3. On KIPP schools, I agree. Tweets are not enough of a credible source, which is why I posted the additional articles. But what I was aiming with by getting the Tweets, is that those are students genuine outsource of their opinions. Sure, I could have easily messaged them and asked them, but don’t you think those answers would have been a little biased? My aim with getting Tweets was getting something honest. I’ll look into how I can possibly get something more honest than that for you.
4. I am not simply attacking the corp holders of SFER or the organizers\leaders of SFER, I am attacking the SFER’s threat to the progress of educational equity and students’ voice. As I mentioned, I work alongside some incredible students. Their passion and drive to make a change fuels me to no end. I wish that you could understand how threatening it is to be at the point where we are. As a future educator and a student who works with students, my main goal is to empower students, to make sure their voices and concerns are heard. There are not enough words in the dictionary to express how threatening it is to know there is another “student voice” that could easily silence and outrace us because they have the perks to do so.

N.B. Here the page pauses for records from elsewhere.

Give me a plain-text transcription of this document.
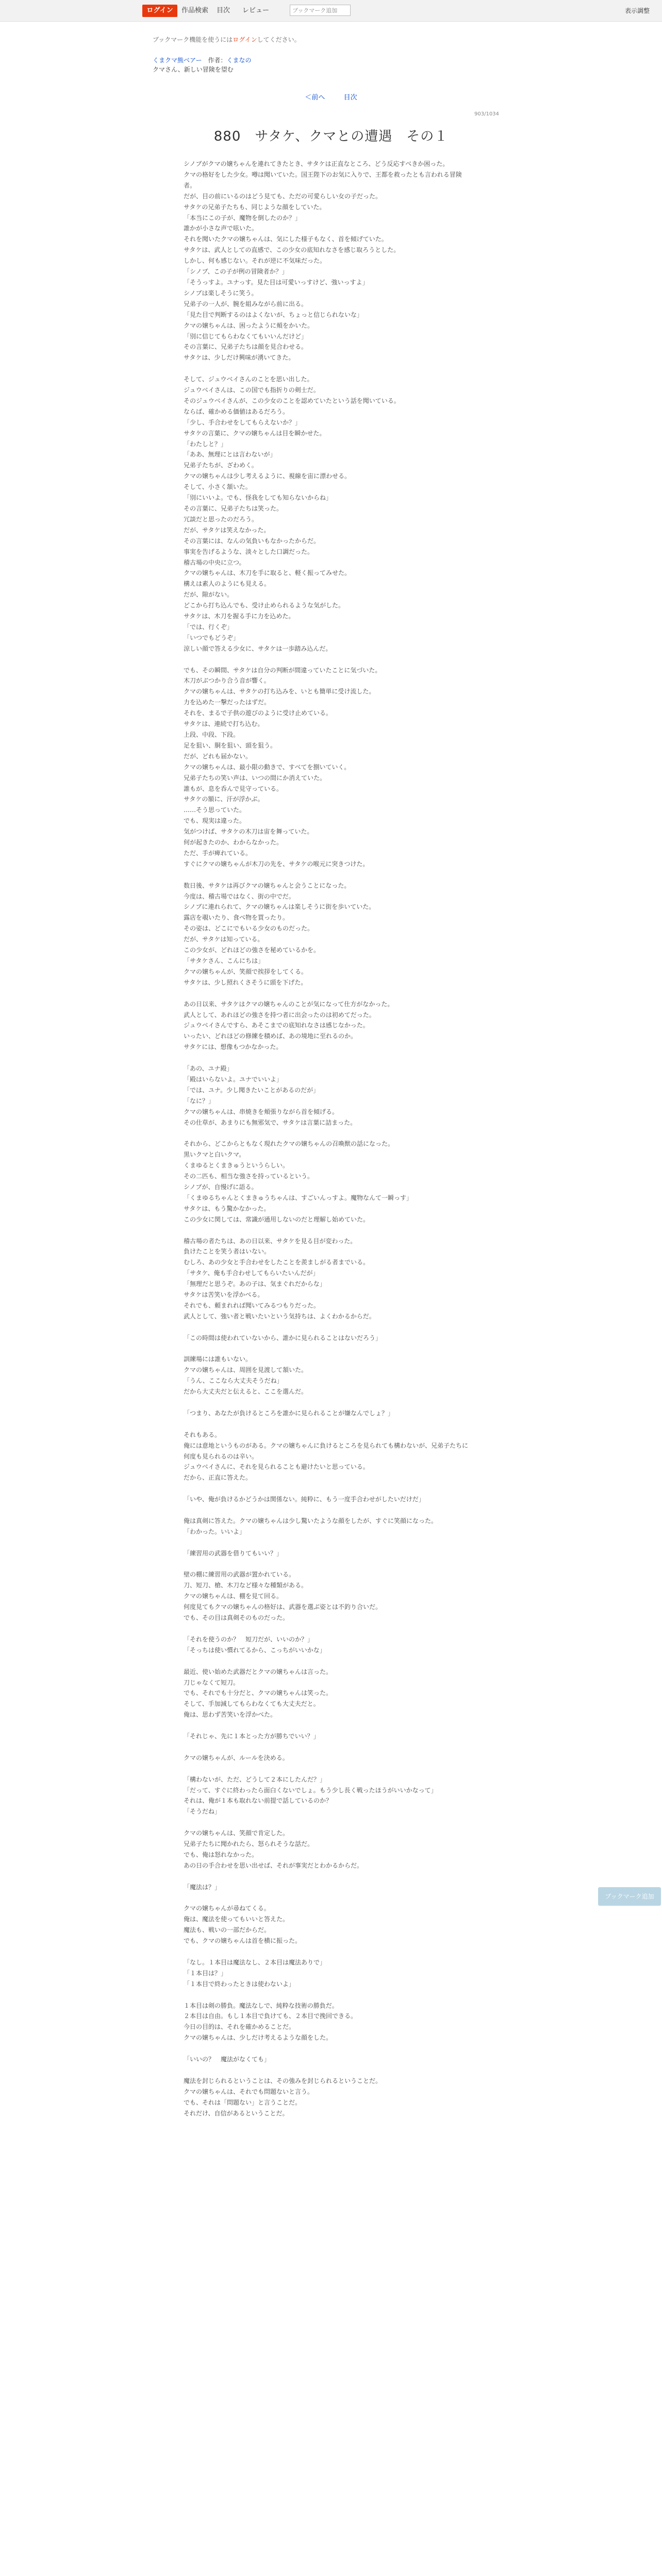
ログイン	作品検索 目次 レビュー	ブックマーク追加	表示調整
ブックマーク機能を使うにはログインしてください。
くまクマ熊ベアー 作者：くまなの
クマさん、新しい冒険を望む
＜前へ	目次
903/1034
880　サタケ、クマとの遭遇　その１

シノブがクマの嬢ちゃんを連れてきたとき、サタケは正直なところ、どう反応すべきか困った。
クマの格好をした少女。噂は聞いていた。国王陛下のお気に入りで、王都を救ったとも言われる冒険者。
だが、目の前にいるのはどう見ても、ただの可愛らしい女の子だった。
サタケの兄弟子たちも、同じような顔をしていた。
「本当にこの子が、魔物を倒したのか？」
誰かが小さな声で呟いた。
それを聞いたクマの嬢ちゃんは、気にした様子もなく、首を傾げていた。
サタケは、武人としての直感で、この少女の底知れなさを感じ取ろうとした。
しかし、何も感じない。それが逆に不気味だった。
「シノブ、この子が例の冒険者か？」
「そうっすよ。ユナっす。見た目は可愛いっすけど、強いっすよ」
シノブは楽しそうに笑う。
兄弟子の一人が、腕を組みながら前に出る。
「見た目で判断するのはよくないが、ちょっと信じられないな」
クマの嬢ちゃんは、困ったように頬をかいた。
「別に信じてもらわなくてもいいんだけど」
その言葉に、兄弟子たちは顔を見合わせる。
サタケは、少しだけ興味が湧いてきた。

そして、ジュウベイさんのことを思い出した。
ジュウベイさんは、この国でも指折りの剣士だ。
そのジュウベイさんが、この少女のことを認めていたという話を聞いている。
ならば、確かめる価値はあるだろう。
「少し、手合わせをしてもらえないか？」
サタケの言葉に、クマの嬢ちゃんは目を瞬かせた。
「わたしと？」
「ああ、無理にとは言わないが」
兄弟子たちが、ざわめく。
クマの嬢ちゃんは少し考えるように、視線を宙に漂わせる。
そして、小さく頷いた。
「別にいいよ。でも、怪我をしても知らないからね」
その言葉に、兄弟子たちは笑った。
冗談だと思ったのだろう。
だが、サタケは笑えなかった。
その言葉には、なんの気負いもなかったからだ。
事実を告げるような、淡々とした口調だった。
稽古場の中央に立つ。
クマの嬢ちゃんは、木刀を手に取ると、軽く振ってみせた。
構えは素人のようにも見える。
だが、隙がない。
どこから打ち込んでも、受け止められるような気がした。
サタケは、木刀を握る手に力を込めた。
「では、行くぞ」
「いつでもどうぞ」
涼しい顔で答える少女に、サタケは一歩踏み込んだ。

でも、その瞬間、サタケは自分の判断が間違っていたことに気づいた。
木刀がぶつかり合う音が響く。
クマの嬢ちゃんは、サタケの打ち込みを、いとも簡単に受け流した。
力を込めた一撃だったはずだ。
それを、まるで子供の遊びのように受け止めている。
サタケは、連続で打ち込む。
上段、中段、下段。
足を狙い、胴を狙い、頭を狙う。
だが、どれも届かない。
クマの嬢ちゃんは、最小限の動きで、すべてを捌いていく。
兄弟子たちの笑い声は、いつの間にか消えていた。
誰もが、息を呑んで見守っている。
サタケの額に、汗が浮かぶ。
……そう思っていた。
でも、現実は違った。
気がつけば、サタケの木刀は宙を舞っていた。
何が起きたのか、わからなかった。
ただ、手が痺れている。
すぐにクマの嬢ちゃんが木刀の先を、サタケの喉元に突きつけた。

数日後、サタケは再びクマの嬢ちゃんと会うことになった。
今度は、稽古場ではなく、街の中でだ。
シノブに連れられて、クマの嬢ちゃんは楽しそうに街を歩いていた。
露店を覗いたり、食べ物を買ったり。
その姿は、どこにでもいる少女のものだった。
だが、サタケは知っている。
この少女が、どれほどの強さを秘めているかを。
「サタケさん、こんにちは」
クマの嬢ちゃんが、笑顔で挨拶をしてくる。
サタケは、少し照れくさそうに頭を下げた。

あの日以来、サタケはクマの嬢ちゃんのことが気になって仕方がなかった。
武人として、あれほどの強さを持つ者に出会ったのは初めてだった。
ジュウベイさんですら、あそこまでの底知れなさは感じなかった。
いったい、どれほどの修練を積めば、あの境地に至れるのか。
サタケには、想像もつかなかった。

「あの、ユナ殿」
「殿はいらないよ。ユナでいいよ」
「では、ユナ。少し聞きたいことがあるのだが」
「なに？」
クマの嬢ちゃんは、串焼きを頬張りながら首を傾げる。
その仕草が、あまりにも無邪気で、サタケは言葉に詰まった。

それから、どこからともなく現れたクマの嬢ちゃんの召喚獣の話になった。
黒いクマと白いクマ。
くまゆるとくまきゅうというらしい。
その二匹も、相当な強さを持っているという。
シノブが、自慢げに語る。
「くまゆるちゃんとくまきゅうちゃんは、すごいんっすよ。魔物なんて一瞬っす」
サタケは、もう驚かなかった。
この少女に関しては、常識が通用しないのだと理解し始めていた。

稽古場の者たちは、あの日以来、サタケを見る目が変わった。
負けたことを笑う者はいない。
むしろ、あの少女と手合わせをしたことを羨ましがる者までいる。
「サタケ、俺も手合わせしてもらいたいんだが」
「無理だと思うぞ。あの子は、気まぐれだからな」
サタケは苦笑いを浮かべる。
それでも、頼まれれば聞いてみるつもりだった。
武人として、強い者と戦いたいという気持ちは、よくわかるからだ。

「この時間は使われていないから、誰かに見られることはないだろう」

訓練場には誰もいない。
クマの嬢ちゃんは、周囲を見渡して頷いた。
「うん、ここなら大丈夫そうだね」
だから大丈夫だと伝えると、ここを選んだ。

「つまり、あなたが負けるところを誰かに見られることが嫌なんでしょ？」

それもある。
俺には意地というものがある。クマの嬢ちゃんに負けるところを見られても構わないが、兄弟子たちに何度も見られるのは辛い。
ジュウベイさんに、それを見られることも避けたいと思っている。
だから、正直に答えた。

「いや、俺が負けるかどうかは関係ない。純粋に、もう一度手合わせがしたいだけだ」

俺は真剣に答えた。クマの嬢ちゃんは少し驚いたような顔をしたが、すぐに笑顔になった。
「わかった。いいよ」

「練習用の武器を借りてもいい？」

壁の棚に練習用の武器が置かれている。
刀、短刀、槍、木刀など様々な種類がある。
クマの嬢ちゃんは、棚を見て回る。
何度見てもクマの嬢ちゃんの格好は、武器を選ぶ姿とは不釣り合いだ。
でも、その目は真剣そのものだった。

「それを使うのか？　短刀だが、いいのか？」
「そっちは使い慣れてるから、こっちがいいかな」

最近、使い始めた武器だとクマの嬢ちゃんは言った。
刀じゃなくて短刀。
でも、それでも十分だと、クマの嬢ちゃんは笑った。
そして、手加減してもらわなくても大丈夫だと。
俺は、思わず苦笑いを浮かべた。

「それじゃ、先に１本とった方が勝ちでいい？」

クマの嬢ちゃんが、ルールを決める。

「構わないが、ただ、どうして２本にしたんだ？」
「だって、すぐに終わったら面白くないでしょ。もう少し長く戦ったほうがいいかなって」
それは、俺が１本も取れない前提で話しているのか？
「そうだね」

クマの嬢ちゃんは、笑顔で肯定した。
兄弟子たちに聞かれたら、怒られそうな話だ。
でも、俺は怒れなかった。
あの日の手合わせを思い出せば、それが事実だとわかるからだ。

「魔法は？」

クマの嬢ちゃんが尋ねてくる。
俺は、魔法を使ってもいいと答えた。
魔法も、戦いの一部だからだ。
でも、クマの嬢ちゃんは首を横に振った。

「なし。１本目は魔法なし、２本目は魔法ありで」
「１本目は？」
「１本目で終わったときは使わないよ」

１本目は剣の勝負。魔法なしで、純粋な技術の勝負だ。
２本目は自由。もし１本目で負けても、２本目で挽回できる。
今日の目的は、それを確かめることだ。
クマの嬢ちゃんは、少しだけ考えるような顔をした。

「いいの？　魔法がなくても」

魔法を封じられるということは、その強みを封じられるということだ。
クマの嬢ちゃんは、それでも問題ないと言う。
でも、それは「問題ない」と言うことだ。
それだけ、自信があるということだ。

ブックマーク追加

It’s unfair and it goes against everything I believe in with not only empowering student voices, but humanity equality, and social justice. Our voices count too–don’t they? Why should those students’ voices be more valuable than ours?
I believe I addressed the issues you brought up, and I really do appreciate and respect your opinion–I love when my opinions are challenged. It’s the only way to really learn, and I’m interested in what opposing viewpoints have to say.
Let me know if I missed anything, or if anything isn’t clear. And if you come up with more arguments, please send them my way.